Она посмотрела на меня выжидательно, хотела понять, как я приму такой неожиданный поворот, но у меня хватило выдержки и лицо мое, надо думать, ничего не выразило. Евгеша осталась довольна.
– Моего старика люди знали, - сказала она с силой. - Уважали за характер. За мастерство. Таких печников нынче мало осталось. Печка свой век отжила, теперь больше водой греются. Вы не думайте, что я за старину, - с газом бабе легче. Мужик думает, это пустое дело - из печи ухватом горшки метать, а того не видит, как баба себе чрево надрывает. Я к тому, что водяное вам любой мальчишка поставит, а печку выложить, чтоб она не дымила и тепло держала, это нужна сноровка. Не хочу покойника зря хвалить, печник он печник и есть, образование четыре класса, но человек был хороший, за то и уважали.
Она помолчала.
– А у нас комендант был - ух, дошлый! Такой невидный из себя, без очков дальше носу не видел, а людей - скрозь. И по-русски мог говорить, не так хорошо, ну для его дел хватало. Почему он моего Ивана в старосты облюбовал? Кто ж его знает? Думается мне, не хотел с шушерой связываться, хотел такого, чтоб люди верили. Пусть только согласие даст, а дальше я его обротаю. Рассчитал хорошо, только чересчур на себя понадеялся...
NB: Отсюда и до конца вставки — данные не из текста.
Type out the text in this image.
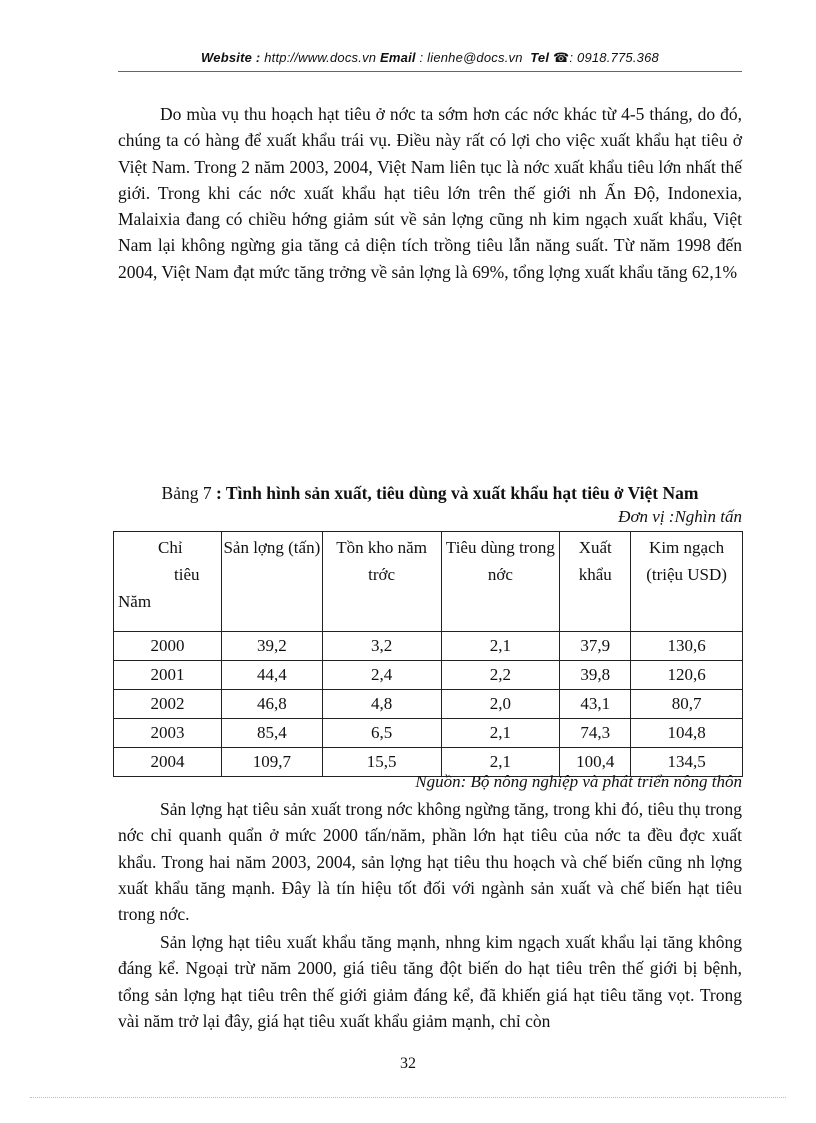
Website : http://www.docs.vn Email : lienhe@docs.vn Tel ☎: 0918.775.368

Do mùa vụ thu hoạch hạt tiêu ở nớc ta sớm hơn các nớc khác từ 4-5 tháng, do đó, chúng ta có hàng để xuất khẩu trái vụ. Điều này rất có lợi cho việc xuất khẩu hạt tiêu ở Việt Nam. Trong 2 năm 2003, 2004, Việt Nam liên tục là nớc xuất khẩu tiêu lớn nhất thế giới. Trong khi các nớc xuất khẩu hạt tiêu lớn trên thế giới nh Ấn Độ, Indonexia, Malaixia đang có chiều hớng giảm sút về sản lợng cũng nh kim ngạch xuất khẩu, Việt Nam lại không ngừng gia tăng cả diện tích trồng tiêu lẫn năng suất. Từ năm 1998 đến 2004, Việt Nam đạt mức tăng trởng về sản lợng là 69%, tổng lợng xuất khẩu tăng 62,1%

Bảng 7 : Tình hình sản xuất, tiêu dùng và xuất khẩu hạt tiêu ở Việt Nam
Đơn vị :Nghìn tấn
Chỉ
tiêu
Năm	Sản lợng (tấn)	Tồn kho năm trớc	Tiêu dùng trong nớc	Xuất khẩu	Kim ngạch (triệu USD)
2000	39,2	3,2	2,1	37,9	130,6
2001	44,4	2,4	2,2	39,8	120,6
2002	46,8	4,8	2,0	43,1	80,7
2003	85,4	6,5	2,1	74,3	104,8
2004	109,7	15,5	2,1	100,4	134,5
Nguồn: Bộ nông nghiệp và phát triển nông thôn

Sản lợng hạt tiêu sản xuất trong nớc không ngừng tăng, trong khi đó, tiêu thụ trong nớc chỉ quanh quẩn ở mức 2000 tấn/năm, phần lớn hạt tiêu của nớc ta đều đợc xuất khẩu. Trong hai năm 2003, 2004, sản lợng hạt tiêu thu hoạch và chế biến cũng nh lợng xuất khẩu tăng mạnh. Đây là tín hiệu tốt đối với ngành sản xuất và chế biến hạt tiêu trong nớc.

Sản lợng hạt tiêu xuất khẩu tăng mạnh, nhng kim ngạch xuất khẩu lại tăng không đáng kể. Ngoại trừ năm 2000, giá tiêu tăng đột biến do hạt tiêu trên thế giới bị bệnh, tổng sản lợng hạt tiêu trên thế giới giảm đáng kể, đã khiến giá hạt tiêu tăng vọt. Trong vài năm trở lại đây, giá hạt tiêu xuất khẩu giảm mạnh, chỉ còn

32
Дал Иван согласие. Недели не прошло, заявляется к нам Конон Лотохин. Ночью, тайком. Он родня нам, дальняя, а все-таки родня, хороший мальчишка был, я и не знала, что он в партизанах, он перед войной как уехал в Гомель в лесотехнический, так я его больше не видала. А тут явился - поширел, бородой оброс, голос такой басовитый стал. "Что, дядя Иван, говорят, ты немецкой шкурой заделался?" Нехорошо так сказал, задорно. Иван молчит. "Что молчишь-то?" - "Раз говорят, значит, верно. Ты-то чего пришел?" - "А вот пришел узнать, крепко ли к тебе шкура приросла". - "А ты спусти шкуру-то, загляни по-родственному..." - "Спускать погодим, еще грехов не наросло, а спросить долг велит". - "А ты сам подумай". - "О чем мне думать?" - "А вот зачем пришел. Ежели стрелять, то весь твой разговор лишний, а ежели в гости, так садись, я стоя только в народном суде разговариваю". - "Вот и считай, что ты в народном суде"... Так они чуток поцапались, а потом сели за стол, раздавили поллитровку, у меня еще довоенная запасена была, я им сала нарезала, Конон подзаправился, и стали они между собой говорить, о чем, не знаю, я в сени выходила...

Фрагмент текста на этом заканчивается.